Sowohl Betroffene als auch Eltern von festgenommenen Jugendlichen haben sich gegen die Polizeigewalt organisiert und zahlreiche Strafanzeigen und Dienstaufsichtsbeschwerden gegen den Dortmunder Polizeipräsidenten eingereicht. Darunter auch eine des Kamener Juristen und Beigeordneten Heiner F., pikanterweise auch Leiter des Ordnungsamtes. Er wirft dem Polizeipräsidenten Hans Schulze Freiheitsberaubung, Kindesentzug und Körperverletzung vor. Sein Sohn hatte mit der Kamener Gruppe »Zivilcourage« gegen den Neonaziaufmarsch protestiert. Die Massenfestnahmen in Dortmund sind jedoch nicht mit dem repressiven Vorgehen eines besonders »scharfen« Polizeipräsidenten zu erklären.

Während einer Anhörung im Landtag am 25. Jannuar 2001 erklärte der Vertreter des Innenministeriums, Hans-Dieter Glietsch, das Vorgehen der Polizei entspreche der »nordrheinwestfälischen Linie«. Auch die »Notgemeinschaft betroffener Eltern, deren Kinder am 28.10.2000 inhaftiert wurden« sieht eine systematische Vorgehensweise, die auch Parallelen zu Polizeieinsätzen in Bonn oder Ahaus zeige.
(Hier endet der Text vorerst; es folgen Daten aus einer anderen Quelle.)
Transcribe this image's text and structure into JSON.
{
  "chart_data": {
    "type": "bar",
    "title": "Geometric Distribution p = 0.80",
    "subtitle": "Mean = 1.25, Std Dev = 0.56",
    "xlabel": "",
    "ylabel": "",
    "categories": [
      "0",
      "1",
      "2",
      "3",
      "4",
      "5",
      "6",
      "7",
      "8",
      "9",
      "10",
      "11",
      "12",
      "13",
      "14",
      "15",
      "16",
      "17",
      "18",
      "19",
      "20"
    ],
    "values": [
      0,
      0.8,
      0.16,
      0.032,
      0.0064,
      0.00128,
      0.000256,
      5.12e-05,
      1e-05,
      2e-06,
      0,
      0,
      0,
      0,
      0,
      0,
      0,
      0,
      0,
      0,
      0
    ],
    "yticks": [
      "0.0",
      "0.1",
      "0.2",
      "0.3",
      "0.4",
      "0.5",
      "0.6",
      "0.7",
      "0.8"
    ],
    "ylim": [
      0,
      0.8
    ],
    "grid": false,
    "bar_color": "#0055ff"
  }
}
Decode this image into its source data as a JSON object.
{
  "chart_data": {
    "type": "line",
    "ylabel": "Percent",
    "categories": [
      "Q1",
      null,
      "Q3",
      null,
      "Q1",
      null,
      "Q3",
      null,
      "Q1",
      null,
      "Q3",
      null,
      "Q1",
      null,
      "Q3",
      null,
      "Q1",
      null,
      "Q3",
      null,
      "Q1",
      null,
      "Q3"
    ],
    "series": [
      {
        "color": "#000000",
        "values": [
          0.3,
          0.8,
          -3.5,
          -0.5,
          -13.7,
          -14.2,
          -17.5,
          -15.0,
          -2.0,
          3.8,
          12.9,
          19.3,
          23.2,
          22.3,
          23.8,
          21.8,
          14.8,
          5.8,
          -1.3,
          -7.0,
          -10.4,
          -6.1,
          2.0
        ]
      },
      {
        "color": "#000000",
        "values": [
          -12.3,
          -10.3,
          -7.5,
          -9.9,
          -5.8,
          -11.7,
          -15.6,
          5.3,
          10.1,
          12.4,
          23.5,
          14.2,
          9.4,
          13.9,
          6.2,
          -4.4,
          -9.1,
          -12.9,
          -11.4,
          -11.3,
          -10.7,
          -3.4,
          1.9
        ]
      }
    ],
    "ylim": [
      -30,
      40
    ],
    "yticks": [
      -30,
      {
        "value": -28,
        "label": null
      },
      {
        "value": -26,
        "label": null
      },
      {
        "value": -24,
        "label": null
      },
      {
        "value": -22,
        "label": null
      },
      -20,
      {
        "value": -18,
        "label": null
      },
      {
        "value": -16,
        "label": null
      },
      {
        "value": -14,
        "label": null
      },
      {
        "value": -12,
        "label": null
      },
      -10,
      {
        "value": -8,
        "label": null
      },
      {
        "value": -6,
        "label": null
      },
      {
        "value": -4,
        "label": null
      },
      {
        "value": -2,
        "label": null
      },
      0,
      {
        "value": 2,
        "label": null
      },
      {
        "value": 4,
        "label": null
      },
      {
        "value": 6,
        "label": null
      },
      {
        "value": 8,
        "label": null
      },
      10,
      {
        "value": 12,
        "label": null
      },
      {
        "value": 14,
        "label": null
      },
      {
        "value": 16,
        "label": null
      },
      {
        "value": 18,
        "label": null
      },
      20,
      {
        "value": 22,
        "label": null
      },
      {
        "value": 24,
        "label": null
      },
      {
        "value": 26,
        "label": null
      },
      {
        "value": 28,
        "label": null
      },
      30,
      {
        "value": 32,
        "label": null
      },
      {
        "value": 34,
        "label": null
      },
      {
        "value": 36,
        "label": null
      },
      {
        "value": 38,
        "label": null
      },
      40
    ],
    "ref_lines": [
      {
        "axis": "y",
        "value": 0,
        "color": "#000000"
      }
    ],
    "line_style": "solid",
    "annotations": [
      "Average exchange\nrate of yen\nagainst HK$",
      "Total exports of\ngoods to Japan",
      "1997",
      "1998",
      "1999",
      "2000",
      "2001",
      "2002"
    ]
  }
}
Selbst SPD-Abgeordnete zeigten sich nach der Anhörung erschüttert über die erdrückende Vielzahl der Beispiele von Polizei-Repression gegen jugendliche AntifaschistInnen. Ein Jugendlicher hatte die Stimmung der Betroffenen auf den Punkt gebracht: »Nach diesen Erfahrungen habe ich mittlerweile mehr Angst vor der Polizei als vor den Neonazis«.

Das Nachspiel vor Gericht

Die stundenlange Einkesselung von rund 600 AntifaschistInnen in Dortmund war unrechtmäßig. Das stellte das Oberverwaltungsgericht Münster Anfang März in einem Eilverfahren fest. Eine Versammlung könne nur durch Auflösung beendet werden, nicht durch Einkesselung und Festnahme. Nach diesem Urteil können DemonstrantInnen nun Schmerzensgeldansprüche gegenüber der Polizei geltend machen, so Anwalt Reiner Budde. Dies soll nun massenhaft geschehen, um der Polizei deutlich zu machen, dass ihr willkürliches Vorgehen nicht hingenommen wird.